Examples of detections in test videos.

(a,b): Examples of urination and defecation events that were detected and classified correctly. Each pair of columns includes a ground truth detection (to the left) next to the matched automatic detection (to the right), which includes the mask of the detected blob. The overlaid text mentions the video index and the frame index. (b): Urination events that were wrongly classified as background. (c): Urine depositions that were classified as feces. (d): Fecal depositions that were classified as urine.

Urine and fecal deposition detection results across tests in C57BL/6 mice.

DeePosit detections for 10 SP and 10 SxP tests performed by male C57BL/6 mice, that were not included in the training set are shown in (a-h) in a similar manner to Figure 4. We chose to ignore small urine detections (deposition area<1cm2) as we found that C57BL/6 males do not emit small urine depositions.

Urine and fecal deposition side preference.

A comparison of the mean ±SEM rate ((a) and (b)) and area ((c) and (d)) of urine (two left bars in each panel) and fecal (two right bars in each panel) depositions made by male (blue bars) and female (red bars) subject mice in each side of the arena, for all three tests. Rank sum p-value equal to or smaller than 0.1, 0.05, 0.01, 0.001 was marked with #, *, **, ***, respectively.

Comparison of deposition events rate between test stages using 5 minutes periods

Mean rate of urination and defecation events during habituation start (minutes 1-5), habituation end (minutes 11-15), and trial (minutes 1-5) stages for male CD1 (a), female CD1 (b) and male C57BL/6 mice (d). (c,e): Percent of active mice (mice with at least one detection) across tests during habituation start, habituation end, and trial for male and female CD1 mice (c) and for male C57BL/6 mice (e)

Comparison of deposition area between test stages using 4 minutes periods.

mean area ±SEM of urine and fecal depositions per minute during habituation start (minutes 1-4), habituation end (minutes 11-14), and trial (minutes 1-4) stages.

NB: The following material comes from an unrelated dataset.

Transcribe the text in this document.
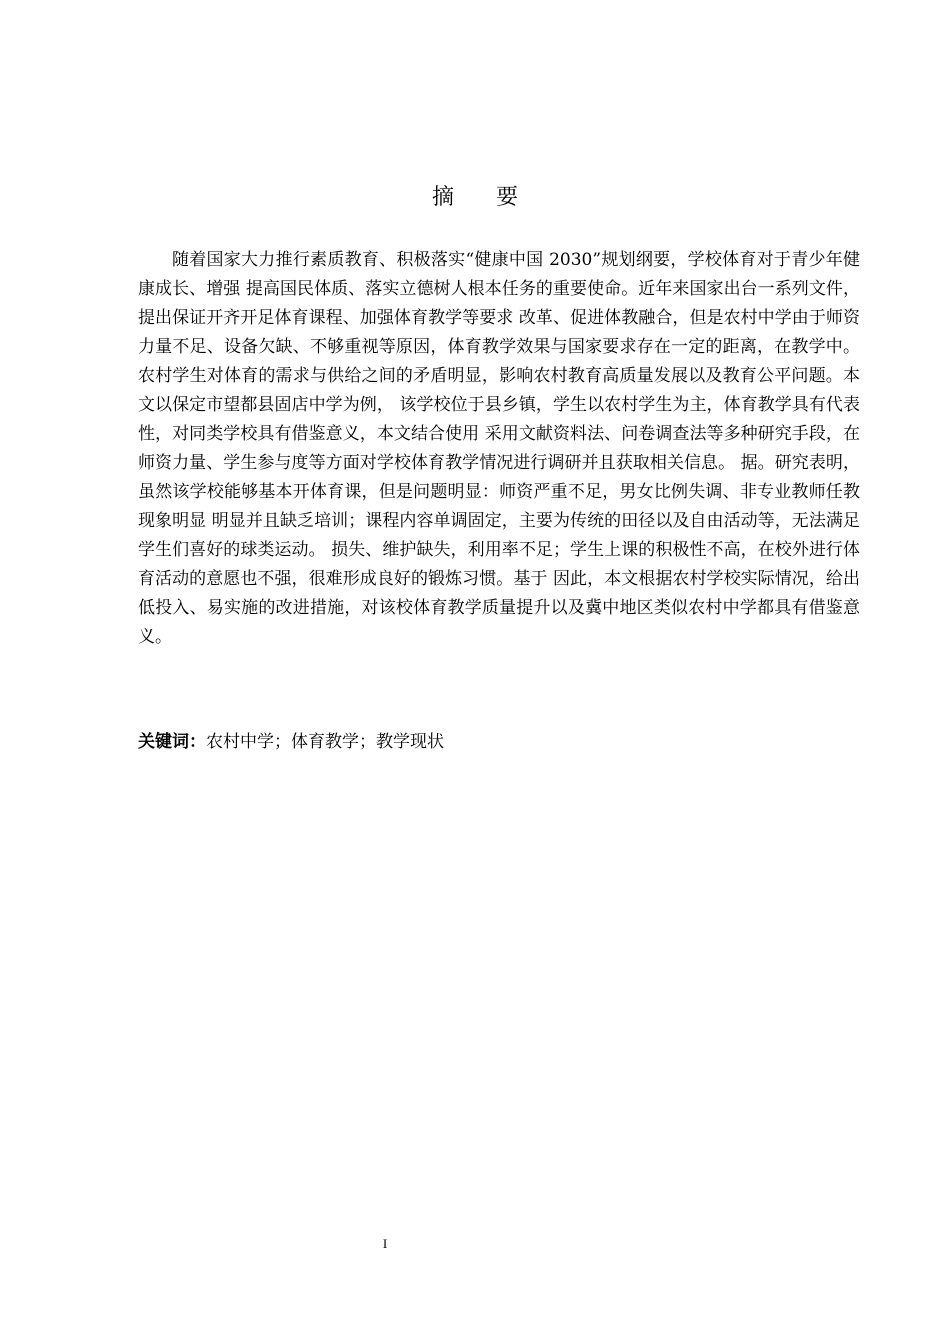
摘要

随着国家大力推行素质教育、积极落实“健康中国 2030”规划纲要，学校体育对于青少年健康成长、增强 提高国民体质、落实立德树人根本任务的重要使命。近年来国家出台一系列文件，提出保证开齐开足体育课程、加强体育教学等要求 改革、促进体教融合，但是农村中学由于师资力量不足、设备欠缺、不够重视等原因，体育教学效果与国家要求存在一定的距离，在教学中。 农村学生对体育的需求与供给之间的矛盾明显，影响农村教育高质量发展以及教育公平问题。本文以保定市望都县固店中学为例， 该学校位于县乡镇，学生以农村学生为主，体育教学具有代表性，对同类学校具有借鉴意义，本文结合使用 采用文献资料法、问卷调查法等多种研究手段，在师资力量、学生参与度等方面对学校体育教学情况进行调研并且获取相关信息。 据。研究表明，虽然该学校能够基本开体育课，但是问题明显：师资严重不足，男女比例失调、非专业教师任教现象明显 明显并且缺乏培训；课程内容单调固定，主要为传统的田径以及自由活动等，无法满足学生们喜好的球类运动。 损失、维护缺失，利用率不足；学生上课的积极性不高，在校外进行体育活动的意愿也不强，很难形成良好的锻炼习惯。基于 因此，本文根据农村学校实际情况，给出低投入、易实施的改进措施，对该校体育教学质量提升以及冀中地区类似农村中学都具有借鉴意义。

关键词：农村中学；体育教学；教学现状
I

Statistical comparisons between the three periods (three pair-wise comparisons) were done separately for urine and fecal depositions. Mice with no urine or feces detection in these periods were ignored from the urine or feces analysis, respectively.

Comparison of mean deposition areas between sexes.

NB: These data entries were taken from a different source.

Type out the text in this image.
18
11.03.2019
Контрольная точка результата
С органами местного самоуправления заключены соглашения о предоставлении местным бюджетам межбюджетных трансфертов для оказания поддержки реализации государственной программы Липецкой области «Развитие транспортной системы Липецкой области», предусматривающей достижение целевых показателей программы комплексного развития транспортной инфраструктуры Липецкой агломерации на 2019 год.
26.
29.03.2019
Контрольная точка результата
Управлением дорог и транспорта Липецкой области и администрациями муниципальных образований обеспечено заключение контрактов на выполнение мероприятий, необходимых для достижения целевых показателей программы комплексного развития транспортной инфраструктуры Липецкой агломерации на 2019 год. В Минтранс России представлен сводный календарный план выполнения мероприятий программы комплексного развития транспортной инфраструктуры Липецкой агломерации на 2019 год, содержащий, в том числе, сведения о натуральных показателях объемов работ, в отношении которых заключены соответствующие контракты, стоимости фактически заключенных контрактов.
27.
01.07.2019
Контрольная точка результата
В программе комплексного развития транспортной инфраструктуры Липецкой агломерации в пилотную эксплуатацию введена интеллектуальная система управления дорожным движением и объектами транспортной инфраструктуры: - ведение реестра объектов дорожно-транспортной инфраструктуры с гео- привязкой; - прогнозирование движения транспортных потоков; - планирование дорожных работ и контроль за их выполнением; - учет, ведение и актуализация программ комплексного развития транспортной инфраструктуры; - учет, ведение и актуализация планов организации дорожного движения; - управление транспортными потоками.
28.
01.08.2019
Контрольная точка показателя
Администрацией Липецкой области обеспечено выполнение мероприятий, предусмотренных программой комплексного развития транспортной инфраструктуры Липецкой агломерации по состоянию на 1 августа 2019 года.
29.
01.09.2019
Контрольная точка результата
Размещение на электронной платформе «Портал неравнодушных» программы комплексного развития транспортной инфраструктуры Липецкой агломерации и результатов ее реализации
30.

The mean area ±SEM of urine and fecal depositions for males (blue bars) vs. females (red bars) during early (minutes 1-4) and late (minutes 11-14) periods of the habituation stage and during the first minute and minutes 2-4 of the trial stage. A significant difference between the mean area of urine or fecal depositions (Wilcoxon rank sum test) is marked with * (or # for 0.05<p-value ≤0.1) and a significant difference in the distribution of non-depositing animals (Chi-square test) is marked with + (or ! for 0.05<p-value ≤0.1).